O último poema de Álvaro de
Campos que considera as cartas de amor menos ridículas do que as pessoas que
nunca as escreveram é uma alusão a estas cartas para Ofélia.
É por esta altura que Pessoa
ressuscita Alberto Caeiro para escrever os seis poemas de Pastor Amoroso a
cantar a paixão por uma jovem loura e com dentes que “são limpos como as pedras
de um rio”.
Contraditoriamente, Bernardo
Soares defende a castidade no Livro do Desassossego num momento e depois admite
que as relações amorosas são um “complexo barulho que faço aos ouvidos da minha
inteligência, quase para não perceber que, no fundo, não há senão a minha
timidez, a minha incompetência para a vida”.
O Desassossego afectivo
aliava-se a uma forçada procura espiritual através de escritos sobre Cabala,
alquimia e ordens iniciáticas (Rosa Cruz, Maçonaria e Templários), tradições
esotéricas e a religião em geral e magia negra.
A simulação do suicídio de
Crowley, um editor inglês, mostra que Pessoa não se importava de dedicar tempo
e energia a uma burla, ao ponto de elaborar uma novela policial sobre este
desaparecimento que nunca aconteceu mas teve amplo eco nos jornais, dada a
conivência do jornalista amigo Augusto Ferreira Gomes.
Pessoa acreditava em tudo,
sem ter fé em nada. Estava aberto a tudo, absorvia tudo e servia-se de tudo
para depois fazer o seu caminho, sem se submeter a nenhum credo ou dogma.
Pessoa preferiu não viver
como o “comum dos homens”, passou a vida inteira na procura da verdade, quando
não a inventava na sua escrita mas nunca chegou a uma certeza, a não ser que a
sua certeza fosse esta:
“Tenho o corrimão da escada
absolutamente seguro,
Seguro com a mão —
O corrimão que não me
pertence
E apoiado ao qual ascendo...
Sim... ascendo...
Ascendo até isto:
Não sei se os astros mandam
neste mundo...”
No início de 1933, Pessoa
parecia mais velho do que os seus 44 anos.
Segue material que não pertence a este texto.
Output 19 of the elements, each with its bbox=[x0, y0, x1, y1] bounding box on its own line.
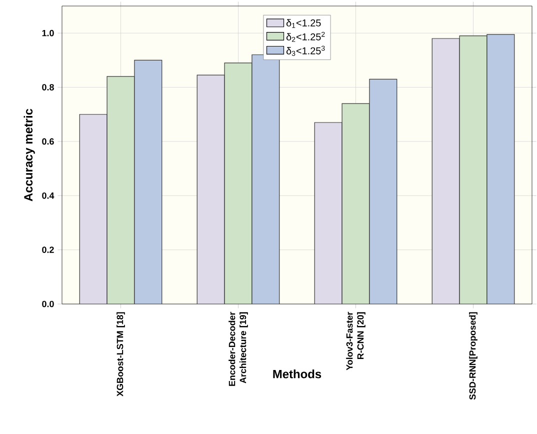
bar bbox=[342, 103, 370, 304]
legend-label: δ$_{3}$<1.25$^{3}$ bbox=[286, 46, 325, 56]
y-tick-label: 0.4 bbox=[42, 192, 54, 199]
y-tick-label: 0.6 bbox=[42, 138, 54, 145]
legend-label: δ$_{2}$<1.25$^{2}$ bbox=[286, 32, 325, 42]
x-tick-label: Yolov3-Faster R-CNN [20] bbox=[346, 312, 366, 370]
x-tick-label: XGBoost-LSTM [18] bbox=[116, 312, 125, 396]
y-tick-label: 1.0 bbox=[42, 30, 54, 36]
x-tick-label: SSD-RNN[Proposed] bbox=[469, 312, 478, 400]
x-tick-label: Encoder-Decoder Architecture [19] bbox=[228, 312, 248, 386]
y-tick-label: 0.0 bbox=[42, 300, 54, 308]
legend-label: δ$_{1}$<1.25 bbox=[286, 19, 321, 28]
bar bbox=[106, 76, 135, 304]
bar bbox=[224, 62, 252, 304]
y-tick-label: 0.8 bbox=[42, 84, 54, 90]
bar bbox=[459, 36, 488, 304]
y-tick-label: 0.2 bbox=[42, 246, 54, 253]
x-axis-title: Methods bbox=[273, 370, 322, 378]
y-axis-title: Accuracy metric bbox=[24, 108, 35, 202]
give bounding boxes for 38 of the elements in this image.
Não a-guentava a solidão, mais
pesada com a passagem dos anos em que não se preocupara em ser ou não feliz.
Isto reflecte-se na sua
po-esia e chega a ser pungente no Livro do Desassossego, numa altura em que
contnuava a escrever cartas comerciais em francês e inglês ou dava explicações
desta última língua.
Bebia mais, fumava muito e
estava cansado e concorre pela primeira vez a um posto de trabalho, no Museu
Biblioteca de Cascais.
Não foi escolhido por falta de perfil e carácter
adequados, apesar do extenso curriculum que apresentou.